Tout aussi surprenant, la synergie avec les streamers et les influenceurs. On pourra ainsi se lancer dans une partie depuis un lien partagé sur un réseau social ou affronter un YouTuber alors qu’il diffuse une vidéo en live. Ce n’est pas grisant pour tout le monde, on peut le comprendre, mais cette fois nous sommes dans de la nouveauté et de la valeur ajoutée.
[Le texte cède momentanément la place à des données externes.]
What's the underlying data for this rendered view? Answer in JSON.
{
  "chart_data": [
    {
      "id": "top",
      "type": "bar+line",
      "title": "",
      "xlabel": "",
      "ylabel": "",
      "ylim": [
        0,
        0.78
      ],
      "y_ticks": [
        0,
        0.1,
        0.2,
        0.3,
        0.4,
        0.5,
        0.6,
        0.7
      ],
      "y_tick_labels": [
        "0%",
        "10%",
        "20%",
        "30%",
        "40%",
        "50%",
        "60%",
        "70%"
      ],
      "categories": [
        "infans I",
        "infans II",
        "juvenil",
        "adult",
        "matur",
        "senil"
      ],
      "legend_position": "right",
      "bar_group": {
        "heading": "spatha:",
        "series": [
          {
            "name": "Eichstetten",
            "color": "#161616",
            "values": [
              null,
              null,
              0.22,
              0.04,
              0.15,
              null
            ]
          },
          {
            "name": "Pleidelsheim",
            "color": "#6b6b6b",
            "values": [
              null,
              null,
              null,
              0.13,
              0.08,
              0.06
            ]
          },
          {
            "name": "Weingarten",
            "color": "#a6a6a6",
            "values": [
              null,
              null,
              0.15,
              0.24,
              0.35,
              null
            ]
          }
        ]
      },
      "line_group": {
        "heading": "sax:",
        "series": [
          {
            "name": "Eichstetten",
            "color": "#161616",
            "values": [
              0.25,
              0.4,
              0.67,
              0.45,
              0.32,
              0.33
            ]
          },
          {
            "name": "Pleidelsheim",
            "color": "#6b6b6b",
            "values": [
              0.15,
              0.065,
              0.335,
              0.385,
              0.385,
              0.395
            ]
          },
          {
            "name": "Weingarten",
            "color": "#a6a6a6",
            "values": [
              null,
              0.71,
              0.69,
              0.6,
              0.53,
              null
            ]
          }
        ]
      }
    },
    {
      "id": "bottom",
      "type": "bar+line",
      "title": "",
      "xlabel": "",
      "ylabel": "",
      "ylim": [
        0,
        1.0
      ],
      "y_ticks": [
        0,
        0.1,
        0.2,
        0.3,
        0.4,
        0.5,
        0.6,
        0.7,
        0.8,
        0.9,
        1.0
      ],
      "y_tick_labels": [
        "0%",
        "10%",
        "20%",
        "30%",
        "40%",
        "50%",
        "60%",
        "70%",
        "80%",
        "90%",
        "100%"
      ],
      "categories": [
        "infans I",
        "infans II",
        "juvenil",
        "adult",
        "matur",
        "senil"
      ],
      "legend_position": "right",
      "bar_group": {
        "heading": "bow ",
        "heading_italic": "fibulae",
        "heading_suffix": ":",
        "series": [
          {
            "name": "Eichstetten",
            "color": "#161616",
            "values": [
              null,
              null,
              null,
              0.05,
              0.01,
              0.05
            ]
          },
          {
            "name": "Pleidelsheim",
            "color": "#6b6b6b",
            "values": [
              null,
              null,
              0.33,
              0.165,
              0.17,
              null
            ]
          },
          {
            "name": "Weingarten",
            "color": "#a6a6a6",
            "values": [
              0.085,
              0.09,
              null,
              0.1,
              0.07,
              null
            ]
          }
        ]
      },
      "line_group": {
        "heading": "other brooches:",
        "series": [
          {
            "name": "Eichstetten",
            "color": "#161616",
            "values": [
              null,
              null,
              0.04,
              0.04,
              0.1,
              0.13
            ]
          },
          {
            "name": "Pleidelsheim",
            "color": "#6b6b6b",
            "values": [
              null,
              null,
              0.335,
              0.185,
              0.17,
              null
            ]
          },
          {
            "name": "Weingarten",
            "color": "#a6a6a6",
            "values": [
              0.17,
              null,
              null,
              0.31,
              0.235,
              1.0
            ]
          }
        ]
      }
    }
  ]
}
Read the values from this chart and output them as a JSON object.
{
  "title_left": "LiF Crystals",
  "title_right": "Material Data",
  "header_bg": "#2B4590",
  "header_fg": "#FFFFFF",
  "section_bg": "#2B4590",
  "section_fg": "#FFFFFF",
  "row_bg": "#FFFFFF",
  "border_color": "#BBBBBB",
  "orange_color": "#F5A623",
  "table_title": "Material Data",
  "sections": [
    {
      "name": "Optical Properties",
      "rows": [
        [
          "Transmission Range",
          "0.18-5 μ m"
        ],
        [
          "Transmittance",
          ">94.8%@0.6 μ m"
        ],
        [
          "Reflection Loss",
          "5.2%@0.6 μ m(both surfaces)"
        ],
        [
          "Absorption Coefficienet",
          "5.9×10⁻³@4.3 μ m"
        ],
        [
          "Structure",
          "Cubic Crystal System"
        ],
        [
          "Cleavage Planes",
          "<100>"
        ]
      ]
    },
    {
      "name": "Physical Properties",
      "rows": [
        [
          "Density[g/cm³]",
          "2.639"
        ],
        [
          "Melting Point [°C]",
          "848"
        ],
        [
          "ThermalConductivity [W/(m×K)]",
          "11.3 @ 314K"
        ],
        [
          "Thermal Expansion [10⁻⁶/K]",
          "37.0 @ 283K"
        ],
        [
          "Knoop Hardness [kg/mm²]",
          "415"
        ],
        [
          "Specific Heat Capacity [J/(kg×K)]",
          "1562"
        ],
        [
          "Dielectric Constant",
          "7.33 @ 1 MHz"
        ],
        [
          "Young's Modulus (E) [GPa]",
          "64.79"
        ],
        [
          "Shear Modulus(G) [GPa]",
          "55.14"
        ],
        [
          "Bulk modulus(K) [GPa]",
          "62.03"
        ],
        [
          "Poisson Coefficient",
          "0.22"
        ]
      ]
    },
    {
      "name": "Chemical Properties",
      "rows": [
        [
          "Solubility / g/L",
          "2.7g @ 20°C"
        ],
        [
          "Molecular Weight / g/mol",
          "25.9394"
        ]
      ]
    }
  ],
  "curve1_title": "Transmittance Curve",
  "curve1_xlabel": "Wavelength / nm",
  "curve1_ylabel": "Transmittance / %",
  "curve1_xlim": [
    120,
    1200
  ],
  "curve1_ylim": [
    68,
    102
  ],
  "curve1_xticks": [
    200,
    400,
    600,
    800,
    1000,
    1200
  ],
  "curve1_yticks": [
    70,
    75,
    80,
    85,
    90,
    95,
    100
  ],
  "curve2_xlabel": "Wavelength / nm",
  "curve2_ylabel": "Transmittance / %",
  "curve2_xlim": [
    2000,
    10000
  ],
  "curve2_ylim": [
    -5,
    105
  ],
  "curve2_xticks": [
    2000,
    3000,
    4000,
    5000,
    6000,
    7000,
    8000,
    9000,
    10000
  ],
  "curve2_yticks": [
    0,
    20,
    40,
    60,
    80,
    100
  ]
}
Plus intéressant selon nous, le développement de jeux dédiés à cette plateforme et tirant le meilleur de son potentiel graphique et de ses capacités multijoueurs. Stadia a un potentiel de puissance gigantesque et affranchit les développeurs des limites des différentes consoles. Plus besoin de s’assurer que le jeu tourne sur PS4, Xbox One, PC, Switch, mais simplement qu’il évolue sur une machine qui a plus de puissance et d’évolutivité que ces consoles. Et le terme « évoluer » n’est pas choisi au hasard, un titre pourrait très bien revoir sa partie graphique au gré des progrès technologiques et se mettre à jour en un rien de temps. L’aspect multijoueur, l’intelligence artificielle disponible dans ce type de structure, les interactions avec YouTube ou le Web pourraient très bien amener des jouabilités difficilement imaginables à l’heure actuelle. Le potentiel est gigantesque !
Sous cet angle, en effet, Stadia peut filer une suée aux consoles et faire entrer le jeu vidéo dans une nouvelle ère, mais toutes ces promesses sur le sable seront balayées par la première vague si le tarif ne suit pas et que le débit internet reste une contrainte pour les usagers.
Pendant ce temps, dans l’ombre
Évidemment, on ne peut s’empêcher au français Shadow. Nous avons suivi le projet depuis son lancement, moment ou Emmanuel Freund, son dirigeant, expliquait qu’un PC gamer coute 2000€ et se montre obsolète au bout d’un an (pas les nôtres :p). On sentait déjà que, conscient du potentiel du cloud, le jeune homme avait tendance à s’emporter. À la suite de la conférence de Stadia, il s’est fendu d’un communiqué de presse où il affirme, en résumé et tout en nuance, que Shadow fait déjà tout cela en aussi bien et que l’on ne connait pas le catalogue, la date et le prix.
C’est oublier un peu vite que Microsoft, Sony et Google vont entrer dans la danse avec des serveurs puissants, une communauté, un catalogue et des services permettant une convergence entre leurs différents univers. Le French Frog veut toujours se faire aussi gros que l’Angus, mais à intérêt à revoir son offre et ajouter un peu d’humilité à son discours s’il ne veut pas exploser.
Google a donc lancé un pavé dans la mare, assommé une grenouille au passage, et oblige Microsoft, Sony et Nintendo à réagir. Tout comme Netflix a bouleversé le paysage audiovisuel, l’avenir se dessine à travers le cloud, mais les questions du quand et du comment restent en suspens. Une chose est sûre, cette année 2019 et notamment l’E3 seront riches en annonces.